Monday, January 21, 2013

Easy Costumes

Laura the Carrot
Long about ten years ago, Tim made his theatrical debut as the back end of a camel.

I'm not even making that up.

If there was a bright spot in this otherwise inauspicious entry into the world of drama, it was this: The costume was provided.

For many mothers costumes are hmmm, a challenge? No, more like a cross to bear, the near occasion of a panic attic or a bout of swearing, the proverbial straw that broke the camel's back.

And why is this?

Costumes almost always come hand in hand with some other Big Event. A costume and a diorama. A costume and a speech. A costume and a major holiday. You're putting together Thanksgiving dinner solo . . . and now scrounging together something a Pilgrim might have worn, maybe.

Insert primal groan reminiscent of Lurch the Butler.

A long, long time ago, I produced a few really cool costumes. I had a sewing machine, not a fancy one, but a steady Eddie kind of machine that offered a wide variety of decorative stitches.  For All Saints one year, Tim was decked out as Pope John Paul II, and his costume flat rocked.

He was an only child at the time.

We then entered a dry season. My old, rugged machine went belly up, and I had three more children. When Tim played Prospero in The Tempest, I might have stapled his cape together.

Last year Santa brought me an updated version of my old machine, and the little people progressed from babies/toddlers to little people. Once again, we are fashioning costumes.

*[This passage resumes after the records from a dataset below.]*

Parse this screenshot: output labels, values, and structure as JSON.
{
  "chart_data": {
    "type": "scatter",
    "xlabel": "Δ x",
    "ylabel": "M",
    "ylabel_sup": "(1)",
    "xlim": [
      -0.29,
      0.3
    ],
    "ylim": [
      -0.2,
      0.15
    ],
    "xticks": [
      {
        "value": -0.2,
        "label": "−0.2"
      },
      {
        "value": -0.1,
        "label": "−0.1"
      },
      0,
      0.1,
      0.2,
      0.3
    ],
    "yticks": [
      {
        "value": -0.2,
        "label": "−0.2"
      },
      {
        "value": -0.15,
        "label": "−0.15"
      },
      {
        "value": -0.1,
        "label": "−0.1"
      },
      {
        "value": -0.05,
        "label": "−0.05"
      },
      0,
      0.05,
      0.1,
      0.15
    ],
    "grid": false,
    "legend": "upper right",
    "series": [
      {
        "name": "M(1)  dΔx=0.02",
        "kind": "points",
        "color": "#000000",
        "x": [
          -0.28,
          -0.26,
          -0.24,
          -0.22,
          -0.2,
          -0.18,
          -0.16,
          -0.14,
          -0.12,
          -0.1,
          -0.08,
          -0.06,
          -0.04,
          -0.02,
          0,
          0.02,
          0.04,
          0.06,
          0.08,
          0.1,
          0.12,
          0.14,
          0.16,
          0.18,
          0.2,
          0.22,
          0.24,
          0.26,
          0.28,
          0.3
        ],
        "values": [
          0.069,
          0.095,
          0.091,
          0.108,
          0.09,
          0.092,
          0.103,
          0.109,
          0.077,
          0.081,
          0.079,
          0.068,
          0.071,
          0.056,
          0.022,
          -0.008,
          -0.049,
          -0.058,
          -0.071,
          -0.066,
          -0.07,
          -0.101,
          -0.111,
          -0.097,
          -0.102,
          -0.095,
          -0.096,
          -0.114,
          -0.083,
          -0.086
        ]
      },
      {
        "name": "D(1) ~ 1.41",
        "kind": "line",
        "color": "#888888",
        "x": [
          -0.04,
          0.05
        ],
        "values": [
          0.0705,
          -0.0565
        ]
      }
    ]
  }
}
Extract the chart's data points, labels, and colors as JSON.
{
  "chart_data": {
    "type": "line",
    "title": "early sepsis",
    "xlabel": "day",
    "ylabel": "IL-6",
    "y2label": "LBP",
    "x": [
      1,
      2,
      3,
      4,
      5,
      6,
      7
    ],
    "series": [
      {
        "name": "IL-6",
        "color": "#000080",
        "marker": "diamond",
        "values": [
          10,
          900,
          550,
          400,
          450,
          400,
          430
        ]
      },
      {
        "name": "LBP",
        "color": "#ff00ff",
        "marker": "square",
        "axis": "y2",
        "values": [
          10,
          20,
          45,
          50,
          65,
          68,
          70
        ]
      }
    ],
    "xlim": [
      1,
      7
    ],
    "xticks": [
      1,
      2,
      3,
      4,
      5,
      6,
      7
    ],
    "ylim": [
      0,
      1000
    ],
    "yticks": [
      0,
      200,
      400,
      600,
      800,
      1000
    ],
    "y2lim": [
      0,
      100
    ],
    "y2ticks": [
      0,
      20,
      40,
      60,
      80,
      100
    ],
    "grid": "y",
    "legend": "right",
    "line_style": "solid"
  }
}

For those challenged in the craft department, for those kindred spirits who get a note home from school, and the note just happens to mention the dreaded word Costume, and maybe your stomach begins to churn, well, sister, just relax. Let me share a cheap and easy way out.

1. Scrounge up a paint stick.

2. Buy craft foam at Walmart, Michael's, Hobby Lobby, Joanne's etc..

3. Google the animal, character, etc. and click Image to get a vision of what you might like.

4. Cut and glue the craft foam pieces together.

5. Fasten the mask to the stick with packing tape.

These masks on a stick are especially helpful for little kids who a) might not like the elastic on a real mask or b) are expected to sing while in costume.

As for the rest of the costume, estimate the child's height (shoulder to ankle) and buy double the fabric. Fold it in half long ways. Cut a hole for the head. Scrounge a belt or rope to cinch the waist.


P.S. Above all, do not even think about checking Pinterest. Your child wont; why should you?

1 comment:

Kris said...

I love this! I am one of those you mentioned who break into a cold sweat at the mention of "costume". And I don't own a sewing machine. Halloween is my most hated holiday and don't even ask me about an All Saints party.